Grossman chose to volunteer with the ALS (amyotrophic lateral sclerosis) Association because his uncle has had the disease, better known as Lou Gehrig’s disease, for eight years.

Grossman didn’t volunteer to get the award, but said it is “awesome to be recognized” for the volunteer work he’s done.

According to the 2005 National Survey of Student Engagement, about 59 percent of college seniors and 37 percent of first-year students had done volunteer work. The survey included 190,000 first-year students and seniors from 530 four-year colleges and universities and was administered by the Indiana University Center for Postsecondary Research in cooperation with the Indiana University Center for Survey Research.

At the University, the chance to help out can come through the Community Engagement Scholars Program, which gives students the opportunity to work with local organizations for credit.

Laurel Hirt, the service learning and community involvement director, said the program aims to help students learn better by getting them to do hands-on work in their area of study.

In a little more than a year, there have been more than 200 students signed into the program, Hirt said.

Aside from school credit, Hirt said some students participate because the work is rewarding.

“There are a group of students who really value doing community work,” she said.

According to the Community Involvement and Service-Learning Web site, Habitat for Humanity is one organization that offers college credit.

Cullen Deck, an aerospace sophomore and social coordinator for the University’s chapter of Habitat for Humanity, wasn’t aware of the credit benefits.

Deck decided to get involved about four years ago, while still in high school.

Deck said he does it because it’s fun to help people – but more than that, he likes to work with his hands and hang out with his friends, he said.

The number of people attending regular group meetings ranges anywhere from 20 to 100, he said.

When a house is being built, the signup sheet normally goes up the Monday before construction and is filled within a day or two, Deck said.

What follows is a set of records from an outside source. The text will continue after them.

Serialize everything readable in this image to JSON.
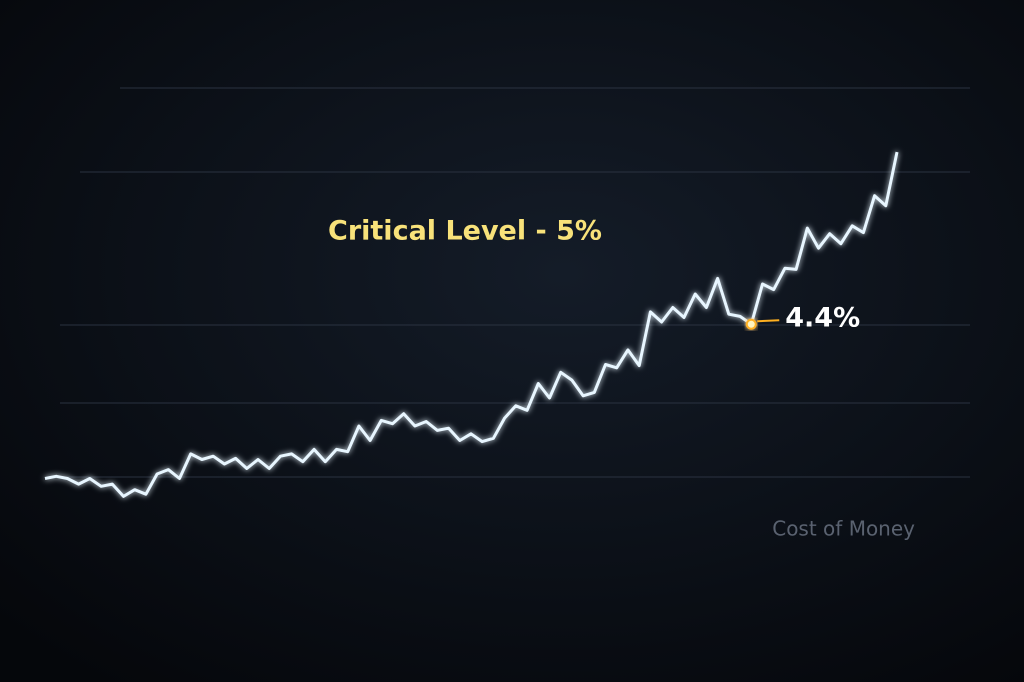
{
  "chart_data": {
    "type": "line",
    "series": [
      {
        "name": "Cost of Money",
        "color": "#e8f6ff",
        "values": [
          3.02,
          3.04,
          3.02,
          2.97,
          3.02,
          2.95,
          2.97,
          2.86,
          2.92,
          2.88,
          3.06,
          3.1,
          3.02,
          3.24,
          3.19,
          3.22,
          3.15,
          3.2,
          3.11,
          3.19,
          3.11,
          3.22,
          3.24,
          3.17,
          3.28,
          3.17,
          3.28,
          3.26,
          3.49,
          3.36,
          3.54,
          3.51,
          3.6,
          3.49,
          3.53,
          3.45,
          3.47,
          3.36,
          3.42,
          3.35,
          3.38,
          3.56,
          3.67,
          3.63,
          3.87,
          3.74,
          3.97,
          3.9,
          3.76,
          3.79,
          4.04,
          4.01,
          4.17,
          4.03,
          4.51,
          4.42,
          4.55,
          4.46,
          4.67,
          4.55,
          4.81,
          4.49,
          4.47,
          4.4,
          4.76,
          4.71,
          4.9,
          4.89,
          5.26,
          5.08,
          5.21,
          5.12,
          5.28,
          5.22,
          5.55,
          5.46,
          5.94
        ]
      }
    ],
    "threshold": {
      "label": "Critical Level - 5%",
      "value": 5,
      "color": "#ff2a12"
    },
    "annotation": {
      "label": "4.4%",
      "value": 4.4,
      "color": "#ffb020"
    },
    "ylim": [
      1.2,
      7.3
    ]
  }
}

Another organization students volunteer for is Ebenezer, devoted to helping older adults and people in need.

Noreen Huntington, the campus volunteer and auxiliary director for Ebenezer, said 30 to 40 students helped last year and some came back even after they received their college credit.

Many students enjoyed the program and said they felt like they walked away with more than they gave, she said.

Still, volunteering is not for everyone.

Aaron Jacobs, a philosophy senior, said he’s never volunteered, but he has thought about helping immigrants learn English.

But Jacobs said it hasn’t happened yet for two reasons – he’s too busy and too lazy.